L’omaggio a Lucio Dalla nel giorno del suo compleanno da parte dei Negramaro in apertura di serata non convince. Quel cantare solito di Sangiorgi, pieno di ghirigori e strascichi, poco si legava con l’incisività che fu del grande Dalla.

E ora veniamo ai 23 duetti, sui quali spicca ancora Orietta Berti che canta con le Deva, “Io che amo solo te“. La sicurezza della Berti, l’intonazione, la presenza scenica rendono tutto perfetto, incastonata anche in 4 gemme tra le quali non si può non notare la bravissima Verdiana Zangaro. 

Poco altro degno di nota.

Fulminacci con Valerio Lundini e uno stratosferico Roy Paci alla tromba che scelgono come pezzo “Penso positivo“, che finisce in: “la musica, la la musica … la pandemia”

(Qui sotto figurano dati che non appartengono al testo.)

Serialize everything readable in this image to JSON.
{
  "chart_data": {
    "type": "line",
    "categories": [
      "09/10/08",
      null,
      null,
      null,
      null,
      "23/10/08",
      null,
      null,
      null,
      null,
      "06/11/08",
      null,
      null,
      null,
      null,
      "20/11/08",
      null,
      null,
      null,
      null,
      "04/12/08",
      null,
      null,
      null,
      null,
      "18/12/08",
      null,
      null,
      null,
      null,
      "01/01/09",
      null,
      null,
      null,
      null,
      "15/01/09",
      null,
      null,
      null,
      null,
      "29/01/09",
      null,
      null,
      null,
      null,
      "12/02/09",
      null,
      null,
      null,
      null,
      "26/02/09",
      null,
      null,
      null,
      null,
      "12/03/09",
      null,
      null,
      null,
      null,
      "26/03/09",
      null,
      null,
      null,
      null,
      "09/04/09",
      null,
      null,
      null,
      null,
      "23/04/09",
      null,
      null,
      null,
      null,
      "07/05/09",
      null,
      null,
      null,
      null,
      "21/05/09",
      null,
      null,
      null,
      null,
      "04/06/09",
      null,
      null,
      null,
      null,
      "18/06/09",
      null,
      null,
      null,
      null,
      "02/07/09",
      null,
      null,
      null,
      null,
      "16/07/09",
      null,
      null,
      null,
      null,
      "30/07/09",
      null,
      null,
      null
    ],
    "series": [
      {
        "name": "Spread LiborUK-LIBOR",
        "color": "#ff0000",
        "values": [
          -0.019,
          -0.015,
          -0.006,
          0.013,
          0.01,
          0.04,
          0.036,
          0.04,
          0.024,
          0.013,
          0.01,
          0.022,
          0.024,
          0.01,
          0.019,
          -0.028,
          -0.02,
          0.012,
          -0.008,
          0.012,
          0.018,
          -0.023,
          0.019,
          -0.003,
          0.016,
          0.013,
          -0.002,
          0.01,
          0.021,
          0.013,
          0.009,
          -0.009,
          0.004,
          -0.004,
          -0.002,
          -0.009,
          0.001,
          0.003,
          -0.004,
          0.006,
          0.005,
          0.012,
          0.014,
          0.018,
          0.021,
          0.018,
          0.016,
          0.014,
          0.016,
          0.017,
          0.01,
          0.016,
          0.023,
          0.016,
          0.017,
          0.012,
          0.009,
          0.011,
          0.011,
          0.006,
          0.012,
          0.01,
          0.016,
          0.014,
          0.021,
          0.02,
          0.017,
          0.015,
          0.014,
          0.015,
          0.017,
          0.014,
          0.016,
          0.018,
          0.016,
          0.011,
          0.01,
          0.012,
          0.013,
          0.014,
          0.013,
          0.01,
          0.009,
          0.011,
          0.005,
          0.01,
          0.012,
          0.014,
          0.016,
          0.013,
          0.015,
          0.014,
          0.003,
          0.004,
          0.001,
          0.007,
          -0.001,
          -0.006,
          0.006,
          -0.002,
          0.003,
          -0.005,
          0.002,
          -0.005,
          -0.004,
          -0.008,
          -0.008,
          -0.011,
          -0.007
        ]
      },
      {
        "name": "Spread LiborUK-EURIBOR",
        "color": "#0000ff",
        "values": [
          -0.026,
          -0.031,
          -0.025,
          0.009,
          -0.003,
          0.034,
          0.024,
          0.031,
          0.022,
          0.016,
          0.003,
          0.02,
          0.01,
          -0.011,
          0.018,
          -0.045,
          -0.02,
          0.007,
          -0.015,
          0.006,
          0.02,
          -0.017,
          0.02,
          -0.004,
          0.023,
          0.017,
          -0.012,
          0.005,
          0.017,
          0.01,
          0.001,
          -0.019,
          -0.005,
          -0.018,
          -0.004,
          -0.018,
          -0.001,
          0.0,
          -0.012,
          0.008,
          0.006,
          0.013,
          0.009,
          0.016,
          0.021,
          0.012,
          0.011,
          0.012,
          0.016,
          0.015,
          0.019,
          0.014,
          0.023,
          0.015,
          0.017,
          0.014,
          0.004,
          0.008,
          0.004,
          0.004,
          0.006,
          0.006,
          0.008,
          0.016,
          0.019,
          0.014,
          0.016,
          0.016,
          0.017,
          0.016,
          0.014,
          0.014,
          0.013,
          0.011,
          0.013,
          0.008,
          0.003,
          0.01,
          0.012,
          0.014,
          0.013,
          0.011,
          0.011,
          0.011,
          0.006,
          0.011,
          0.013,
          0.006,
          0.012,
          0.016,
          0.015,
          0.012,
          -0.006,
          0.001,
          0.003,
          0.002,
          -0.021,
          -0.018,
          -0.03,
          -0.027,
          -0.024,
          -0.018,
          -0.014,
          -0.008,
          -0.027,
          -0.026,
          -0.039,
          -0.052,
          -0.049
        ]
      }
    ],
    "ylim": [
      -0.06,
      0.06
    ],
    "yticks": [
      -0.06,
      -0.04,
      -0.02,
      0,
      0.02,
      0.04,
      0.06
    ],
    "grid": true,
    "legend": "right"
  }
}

Molto bene i Maneskin con Manuel Agnelli in “Amandoti”. Agnelli è parte integrante del gruppo, è guida senza sostituire il leader e la performance è appagante.

Samuele Bersani accompagna Willie Peyote con la sua “Giudizi Univesali”. Bello rivedere Bersani, ma fiacca l’esibizione.

Ghemon sceglie i Neri Per Caso con un medley “Le ragazze”,  “Donne”, Acqua e sapone” e “La canzone del sole”. Un bel salto nel passato con i cantanti divenuti famosi per il canto a cappella, l’orchestra per un po’ si ferma, ed è tutto molto suggestivo.

Gaia divide il palco con Lous and the Yakuza. Bravissima cantante congolese che in francese canta divinamente la sua parte in “Mi sono innamorato di te” che fu di Tenco. A questo servono i duetti, a dare nuovo luce ai cantanti in gara e in questo caso, l’intento è davvero riuscito.

Madame molto molto bene con  Prisencolinensinainciusol” di Celentano, che simula una lezione in classe ed è molto efficace oltre che scenograficamente gradevole.

L’omaggio ai lavoratori dello spettacolo da parte de Lo stato sociale è d’impatto e ridesta dalla calma piatta in cui versa la kermesse per diverse ore. Con Sergio Rubini e con gli addetti ai lavori in “Non è per sempre” degli Afterhours.

Non mi hanno convinto affatto Noemi con Neffa in “Prima di andare via“. Tutto sottotono, si riprendono nel finale ma ormai è troppo tardi e ci si scopre ad ammirare la mise di Noemi anziché i colori della sua voce.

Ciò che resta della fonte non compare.